Dus hoe mooi ethiek ook is – handelsbelangen winnen?
„Ja. En het ingewikkelde is dat de Nederlandse wet de eigen waarde van zo’n kip erkent, maar toch lijkt het dier bij de bestrijding van dierziekten niet veel meer dan een ding. Hooguit zeggen we: Ze moeten zo netjes mogelijk dood. Dat leidt tot schurende situaties. Aan de ene kant ruimen we miljoenen dieren, aan de andere kant hebben we een overheidscommissie die –en dat doet ze ook goed, daar gaat het niet om– meekijkt: voldoet het aan de criteria zodat welzijnsrisico’s bij het doden zo klein mogelijk worden.”
Wat een dilemma’s. En u zit hier middenin!
„Ik zit er middenin.”
Hoe is dat?
„Nou… met zoiets als vogelgriep wordt het er niet leuker op. Het is onthutsend dat het zo lang duurt. En aan de ethiekkant ligt niet de grootste vraag – dieren ruimen vindt niemand wenselijk.
De grote vraag is nu vooral: hoe krijgen we alle partijen meer op één lijn in Europa? De noodzaak om tot een oplossing te komen wordt steeds groter. We zijn op een punt dat andere waarden dan alleen economie de doorslag gaan geven: de verliezen worden zo groot, dat de maatschappelijk-ethische discussie daarheen verschuift. Wat er nu gebeurt, past niet in een dierwaardige veehouderij, maar ik denk dat ook de economische gevolgen van het ruimen voor een keerpunt zullen zorgen.”
Het morele antwoord is er dus allang, maar het systeem is sterker.

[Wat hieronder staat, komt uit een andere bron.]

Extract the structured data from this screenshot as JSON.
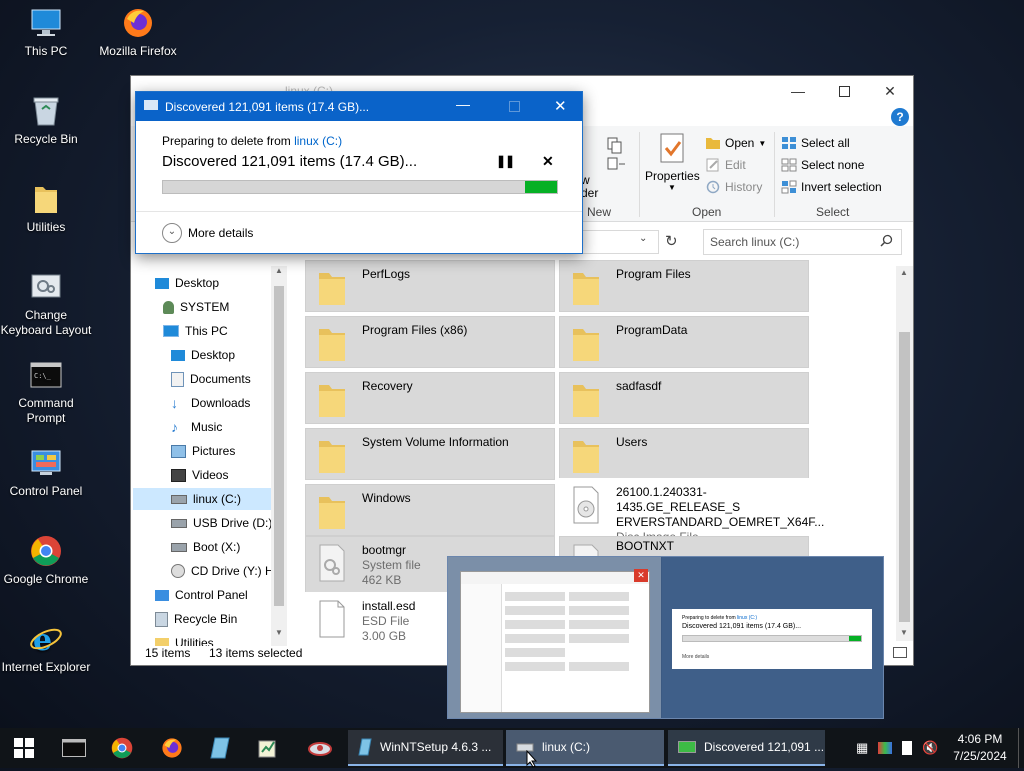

„Als je uitgaat van een dierwaardige veehouderij, kan het zijn dat er af en toe moet worden ingegrepen bij een dierziekte. Maar wanneer je stelselmatig dieren moet ruimen om een systeem in stand te houden, gaat er natuurlijk iets mis. Er is geen pluimveehouder die zegt: „Ach, ze waren toch wel naar de slacht gegaan.” Nee, dit heeft een gigantische impact op pluimveehouders. Als je het op z’n Zuid-Afrikaans zegt –daar spreken ze van ”volhoudbaarheid” als het gaat om duurzaamheid–: dit is niet volhoudbaar.”
U hebt ook theologie gestudeerd. Hoe kijkt u vanuit de theologie naar dit alles?

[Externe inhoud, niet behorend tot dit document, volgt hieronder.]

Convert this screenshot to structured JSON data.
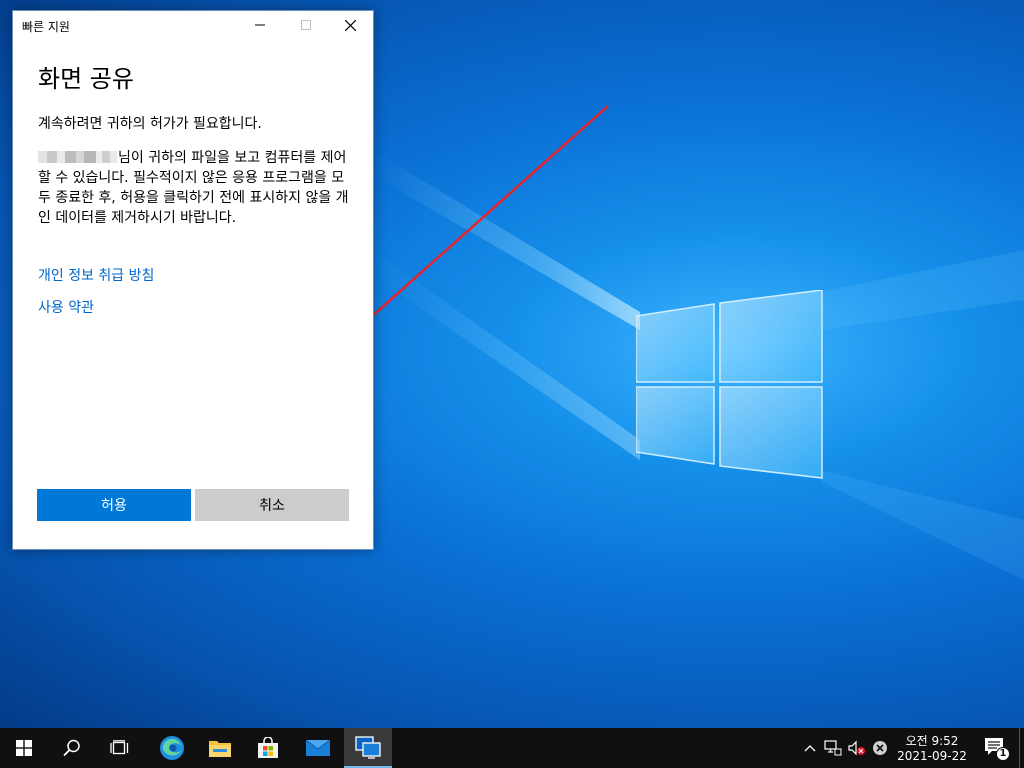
{
  "dialog": {
    "window_title": "빠른 지원",
    "heading": "화면 공유",
    "permission_text": "계속하려면 귀하의 허가가 필요합니다.",
    "description": "님이 귀하의 파일을 보고 컴퓨터를 제어할 수 있습니다. 필수적이지 않은 응용 프로그램을 모두 종료한 후, 허용을 클릭하기 전에 표시하지 않을 개인 데이터를 제거하시기 바랍니다.",
    "links": {
      "privacy": "개인 정보 취급 방침",
      "terms": "사용 약관"
    },
    "buttons": {
      "allow": "허용",
      "cancel": "취소"
    },
    "accent_color": "#0078d7"
  },
  "taskbar": {
    "items": [
      "windows-start-icon",
      "search-icon",
      "task-view-icon",
      "edge-icon",
      "file-explorer-icon",
      "store-icon",
      "mail-icon",
      "quick-assist-icon"
    ],
    "tray": {
      "time": "오전 9:52",
      "date": "2021-09-22",
      "notification_count": "1"
    }
  }
}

„Die opleiding helpt me enorm om achterliggende waarden en overtuigingen te zien en te snappen. Mensen kunnen niet neutraal naar deze vraagstukken kijken, ook wij als onderzoeksteam niet. We zetten het dier centraal, dat is een keuze, daarmee zeggen we: Dat dier doet ertoe. En persoonlijk zeg ik daarbij: Een dier is weliswaar anders dan een mens, maar het is ons gegeven, en wij hebben daar verantwoordelijkheid voor.
Hoe wij omgaan met dieren, meer algemeen hoe we met kwetsbaren omgaan, vind ik altijd een spiegel van onze maatschappij. Onrechtvaardig omgaan met dieren lijkt misschien eenvoudig omdat zij niet terugpraten, maar hoe je andere schepselen behandelt, zegt iets over wie je zelf bent.
Dieren zijn onderdeel van de schepping. Dat vraagt om zorgvuldigheid, en om bezinning: hoe duurzaam is ons eigen handelen? Dit geldt niet alleen voor professionals zoals veehouders of hondenfokkers, maar voor iedereen als consument, en voor iedere eigenaar van een hond of kat.”